A collaborative approach to teacher evaluation

By Stan Karp

Illustrator: Randall Enos

So what’s the alternative? If narrow, test-based evaluation of teachers is unfair, unreliable, and has negative effects on kids, classrooms, and curricula, what’s a better approach?

By demonizing teachers and unions, and sharply polarizing the education debate, the corporate reform movement has actually undermined serious efforts to improve teacher quality and evaluation. Corporate reform has detached these issues from the conditions that make improving teacher quality possible. Class sizes are growing and professional development budgets are shrinking.
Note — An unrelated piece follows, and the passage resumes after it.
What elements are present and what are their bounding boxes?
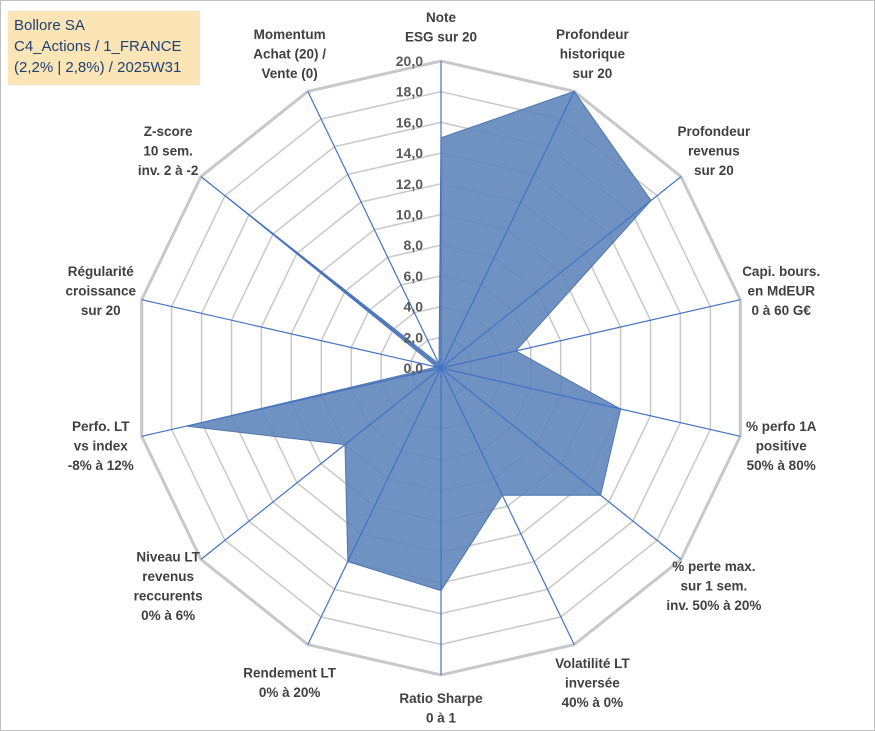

Federal and state plans are pouring hundreds of millions of dollars into data systems and tests designed to replace collaborative professional culture and experienced instructional leadership with a kind of “psychometric astrology.” These data-driven formulas lack both statistical credibility and a basic understanding of the human motivations and relationships that make good schooling possible.

But better alternatives do exist. Beneath the polarizing, political rhetoric of current “reform” efforts, there is a considerable common ground among educators, parents, and administrators on the need for:

  • Better support and evaluation before new teachers get tenure (or leave the profession, as nearly 50 percent do within five years).
  • Reasonable, timely procedures for resolving tenure hearings when they are initiated.
  • A credible intervention process to remediate and, if necessary, remove ineffective teachers, tenured or nontenured.